Drone Airspace

Many new recreational drone pilots wonder if there is specific drone airspace that they are required to fly in. The answer is no but of course with anything related to aircrafts, the answer isn’t so simple. The FAA has defined airspace for aviation and drone pilots must still follow those airspace restrictions. The good news is that these airspace restrictions are clear and the FAA even partnered with Kittyhawk to create an app. B4UFLY is the app created from the partnership and is a great resource to show drone airspace restrictions.

No Drone pilot should even worry about CLass A airspace as you’ll never be high enough to fly in it. It starts at 18,000 ft above sea level.

Class B airspace is up to 10,000 ft above ground level and is shaped like an upside down wedding cake.

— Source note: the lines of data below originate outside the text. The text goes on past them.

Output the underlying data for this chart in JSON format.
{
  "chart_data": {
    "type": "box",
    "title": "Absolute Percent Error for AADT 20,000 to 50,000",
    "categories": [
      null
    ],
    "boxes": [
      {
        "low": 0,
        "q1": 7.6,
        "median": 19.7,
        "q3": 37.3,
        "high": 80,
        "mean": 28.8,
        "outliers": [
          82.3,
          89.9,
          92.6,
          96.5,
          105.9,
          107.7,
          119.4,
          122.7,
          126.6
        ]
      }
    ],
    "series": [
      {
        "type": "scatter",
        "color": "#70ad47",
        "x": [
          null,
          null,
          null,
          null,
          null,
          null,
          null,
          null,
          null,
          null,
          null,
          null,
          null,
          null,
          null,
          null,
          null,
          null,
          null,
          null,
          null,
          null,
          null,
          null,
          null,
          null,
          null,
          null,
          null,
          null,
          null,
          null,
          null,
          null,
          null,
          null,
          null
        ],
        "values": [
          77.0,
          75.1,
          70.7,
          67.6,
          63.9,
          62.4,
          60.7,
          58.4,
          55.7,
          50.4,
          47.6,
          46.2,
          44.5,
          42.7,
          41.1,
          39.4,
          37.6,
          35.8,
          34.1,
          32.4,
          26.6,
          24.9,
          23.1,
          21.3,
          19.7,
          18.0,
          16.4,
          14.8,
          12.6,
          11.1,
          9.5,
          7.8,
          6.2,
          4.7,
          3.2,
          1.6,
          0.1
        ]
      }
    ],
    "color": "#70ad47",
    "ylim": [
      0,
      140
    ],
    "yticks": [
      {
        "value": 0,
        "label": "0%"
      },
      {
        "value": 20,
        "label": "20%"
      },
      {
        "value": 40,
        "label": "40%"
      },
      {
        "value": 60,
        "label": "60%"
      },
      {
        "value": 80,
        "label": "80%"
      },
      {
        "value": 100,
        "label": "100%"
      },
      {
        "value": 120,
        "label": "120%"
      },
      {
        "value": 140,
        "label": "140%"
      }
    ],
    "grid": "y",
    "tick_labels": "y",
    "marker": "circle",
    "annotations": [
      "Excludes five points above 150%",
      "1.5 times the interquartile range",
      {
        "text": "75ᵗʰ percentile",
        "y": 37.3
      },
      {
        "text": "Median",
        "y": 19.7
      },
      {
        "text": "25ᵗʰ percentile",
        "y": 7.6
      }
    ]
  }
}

This airspace is around the busiest airports in the country. You may be thinking there is no way I’d be allowed to fly in this airspace but you actually can. You will need to get authorization from the FAA from the LAANC or Dronezone systems

Class C airspace typically goes up to 4,000 ft above ground level around airports with operational control towers or radar control and high aircraft traffic. Again drone pilots can fly in class C airspace as long as they have authorization from the FAA.

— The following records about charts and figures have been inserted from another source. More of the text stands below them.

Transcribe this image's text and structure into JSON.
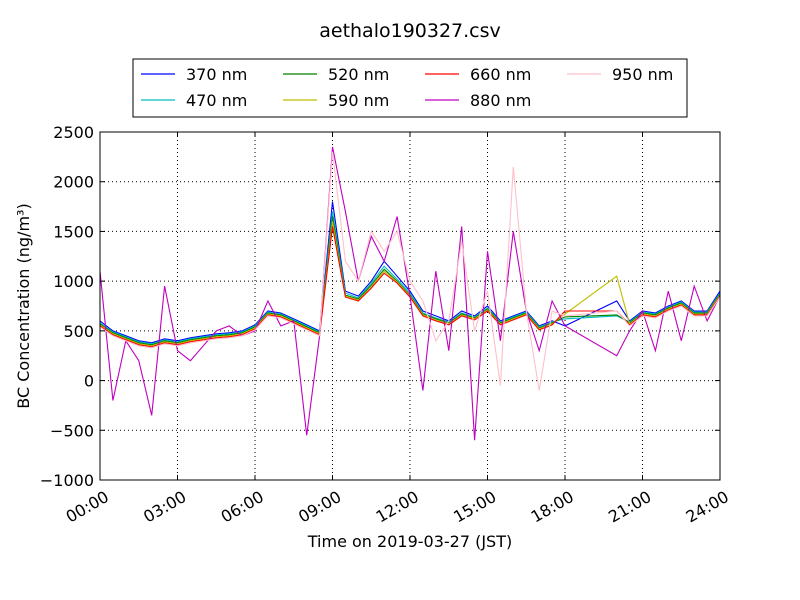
{
  "chart_data": {
    "type": "line",
    "title": "aethalo190327.csv",
    "xlabel": "Time on 2019-03-27 (JST)",
    "ylabel": "BC Concentration (ng/m³)",
    "xlim": [
      "00:00",
      "24:00"
    ],
    "ylim": [
      -1000,
      2500
    ],
    "grid": true,
    "legend_position": "top, above plot",
    "x_ticks": [
      "00:00",
      "03:00",
      "06:00",
      "09:00",
      "12:00",
      "15:00",
      "18:00",
      "21:00",
      "24:00"
    ],
    "y_ticks": [
      "2500",
      "2000",
      "1500",
      "1000",
      "500",
      "0",
      "−500",
      "−1000"
    ],
    "x": [
      "00:00",
      "00:30",
      "01:00",
      "01:30",
      "02:00",
      "02:30",
      "03:00",
      "03:30",
      "04:00",
      "04:30",
      "05:00",
      "05:30",
      "06:00",
      "06:30",
      "07:00",
      "07:30",
      "08:00",
      "08:30",
      "09:00",
      "09:30",
      "10:00",
      "10:30",
      "11:00",
      "11:30",
      "12:00",
      "12:30",
      "13:00",
      "13:30",
      "14:00",
      "14:30",
      "15:00",
      "15:30",
      "16:00",
      "16:30",
      "17:00",
      "17:30",
      "18:00",
      "20:00",
      "20:30",
      "21:00",
      "21:30",
      "22:00",
      "22:30",
      "23:00",
      "23:30",
      "24:00"
    ],
    "series": [
      {
        "name": "370 nm",
        "color": "#0000ff",
        "values": [
          600,
          500,
          450,
          400,
          380,
          420,
          400,
          430,
          450,
          470,
          480,
          500,
          560,
          700,
          680,
          620,
          560,
          500,
          1800,
          900,
          850,
          1000,
          1200,
          1050,
          900,
          700,
          650,
          600,
          700,
          650,
          750,
          600,
          650,
          700,
          550,
          600,
          550,
          800,
          600,
          700,
          680,
          750,
          800,
          700,
          700,
          900
        ]
      },
      {
        "name": "470 nm",
        "color": "#00bfbf",
        "values": [
          580,
          490,
          440,
          390,
          370,
          410,
          390,
          420,
          440,
          460,
          470,
          490,
          550,
          690,
          670,
          610,
          550,
          490,
          1700,
          880,
          830,
          980,
          1150,
          1020,
          880,
          680,
          630,
          590,
          680,
          640,
          730,
          590,
          640,
          690,
          540,
          590,
          620,
          650,
          590,
          690,
          670,
          740,
          790,
          690,
          690,
          880
        ]
      },
      {
        "name": "520 nm",
        "color": "#008000",
        "values": [
          570,
          480,
          430,
          380,
          360,
          400,
          380,
          410,
          430,
          450,
          460,
          480,
          540,
          680,
          660,
          600,
          540,
          480,
          1650,
          860,
          820,
          960,
          1120,
          1000,
          860,
          670,
          620,
          580,
          670,
          630,
          720,
          580,
          630,
          680,
          530,
          580,
          640,
          660,
          580,
          680,
          660,
          730,
          780,
          680,
          680,
          870
        ]
      },
      {
        "name": "590 nm",
        "color": "#bfbf00",
        "values": [
          560,
          470,
          420,
          370,
          350,
          390,
          370,
          400,
          420,
          440,
          450,
          470,
          530,
          670,
          650,
          590,
          530,
          470,
          1600,
          850,
          810,
          940,
          1100,
          990,
          850,
          660,
          610,
          570,
          660,
          620,
          710,
          570,
          620,
          670,
          520,
          570,
          670,
          1050,
          570,
          670,
          650,
          720,
          770,
          670,
          670,
          860
        ]
      },
      {
        "name": "660 nm",
        "color": "#ff0000",
        "values": [
          550,
          460,
          410,
          360,
          340,
          380,
          360,
          390,
          410,
          430,
          440,
          460,
          520,
          660,
          640,
          580,
          520,
          460,
          1550,
          840,
          800,
          930,
          1080,
          980,
          840,
          650,
          600,
          560,
          650,
          610,
          700,
          560,
          610,
          660,
          510,
          560,
          700,
          700,
          560,
          660,
          640,
          710,
          760,
          660,
          660,
          850
        ]
      },
      {
        "name": "880 nm",
        "color": "#bf00bf",
        "values": [
          1100,
          -200,
          400,
          200,
          -350,
          950,
          300,
          200,
          350,
          500,
          550,
          450,
          500,
          800,
          550,
          600,
          -550,
          450,
          2350,
          1700,
          1000,
          1450,
          1200,
          1650,
          850,
          -100,
          1100,
          300,
          1550,
          -600,
          1300,
          400,
          1500,
          700,
          300,
          800,
          550,
          250,
          500,
          700,
          300,
          900,
          400,
          950,
          600,
          850
        ]
      },
      {
        "name": "950 nm",
        "color": "#ffc0cb",
        "values": [
          540,
          450,
          400,
          350,
          330,
          370,
          350,
          380,
          400,
          420,
          430,
          450,
          510,
          650,
          630,
          570,
          510,
          450,
          2300,
          1200,
          1000,
          1500,
          1300,
          1500,
          1000,
          800,
          400,
          600,
          1400,
          500,
          900,
          -50,
          2150,
          700,
          -100,
          700,
          650,
          700,
          550,
          650,
          630,
          700,
          750,
          650,
          650,
          840
        ]
      }
    ]
  }
}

Class D airspace typically goes up to 2,500 ft above ground level around airports with operational control towers. Again drone pilots can fly in class D airspace as long as they have authorization from the FAA.

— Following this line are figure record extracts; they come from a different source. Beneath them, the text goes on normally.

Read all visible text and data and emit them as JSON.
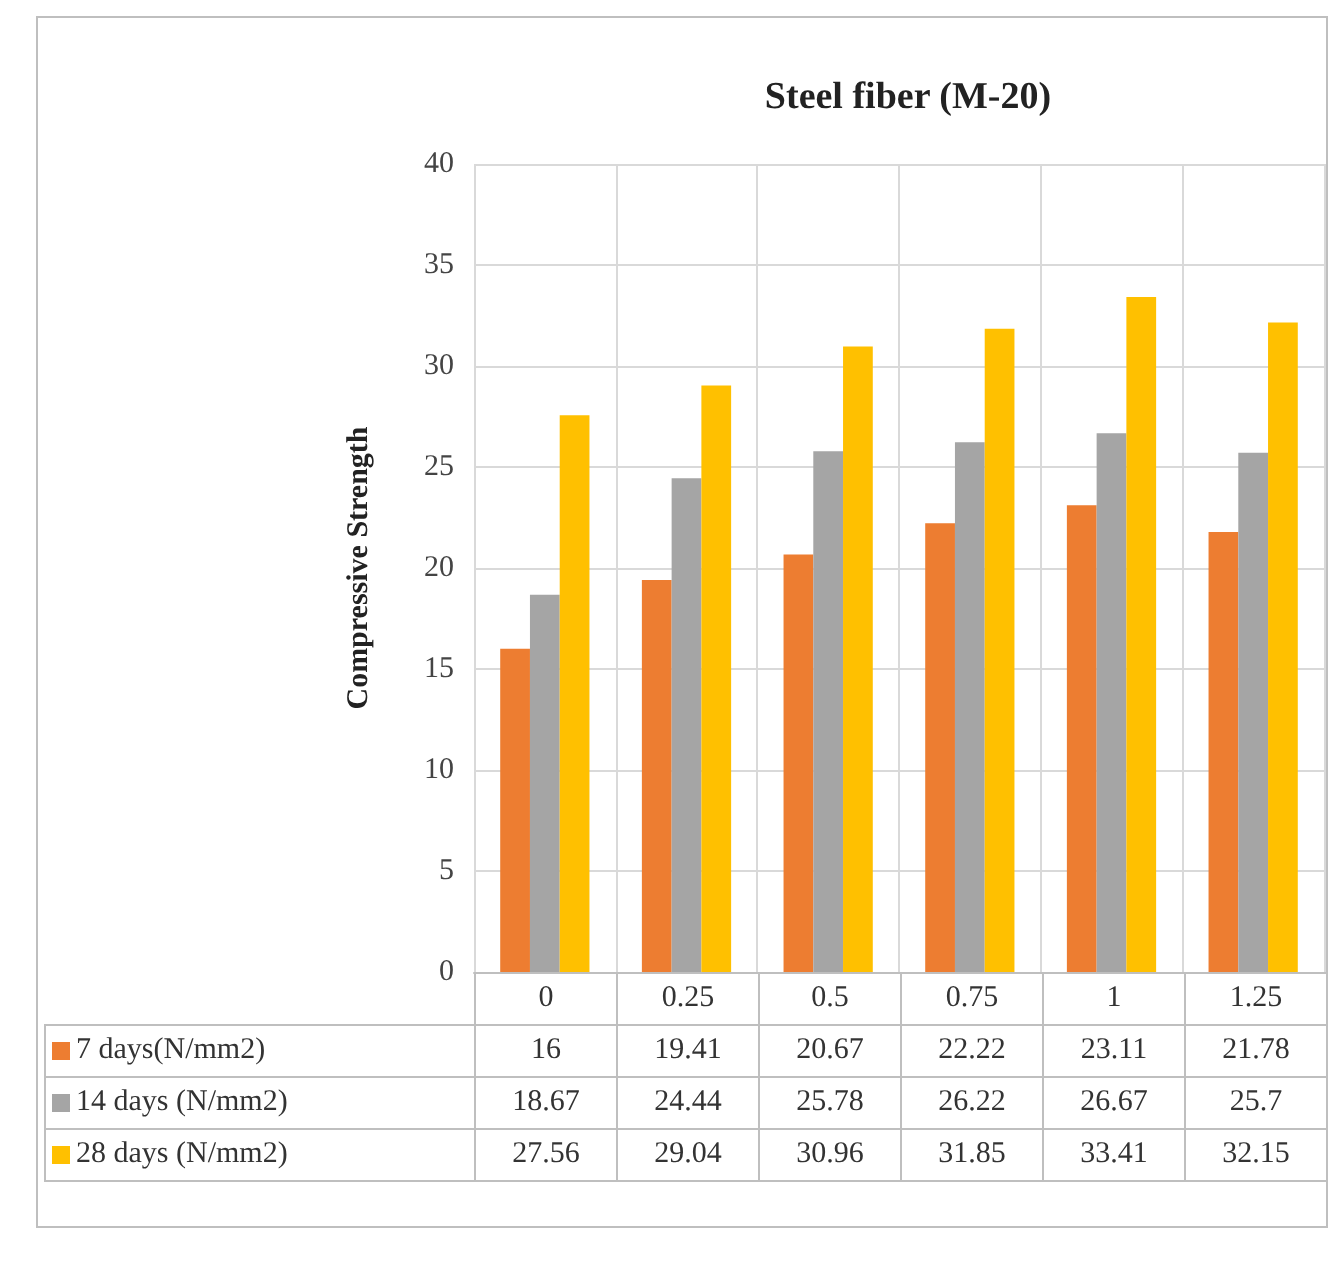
{
  "chart_data": {
    "type": "bar",
    "title": "Steel fiber (M-20)",
    "ylabel": "Compressive Strength",
    "categories": [
      "0",
      "0.25",
      "0.5",
      "0.75",
      "1",
      "1.25"
    ],
    "series": [
      {
        "name": "7 days(N/mm2)",
        "color": "#ed7d31",
        "values": [
          16,
          19.41,
          20.67,
          22.22,
          23.11,
          21.78
        ]
      },
      {
        "name": "14 days (N/mm2)",
        "color": "#a5a5a5",
        "values": [
          18.67,
          24.44,
          25.78,
          26.22,
          26.67,
          25.7
        ]
      },
      {
        "name": "28 days (N/mm2)",
        "color": "#ffc000",
        "values": [
          27.56,
          29.04,
          30.96,
          31.85,
          33.41,
          32.15
        ]
      }
    ],
    "ylim": [
      0,
      40
    ],
    "yticks": [
      0,
      5,
      10,
      15,
      20,
      25,
      30,
      35,
      40
    ],
    "grid": true,
    "legend": "bottom",
    "data_labels": true
  }
}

Class E airspace is controlled by ATC and can start at varying altitudes whether it is 1,200 ft or 700ft. Typically drone pilots will not have to worry about interacting with class E airspace.

Class G airspace is essentially the wild wild west of aviation. Yes aircraft still have to abide by FAA regulations but there is no ATC. For drone pilots we could also think of this as drone airspace as it is where we can fly with no prior FAA authorization.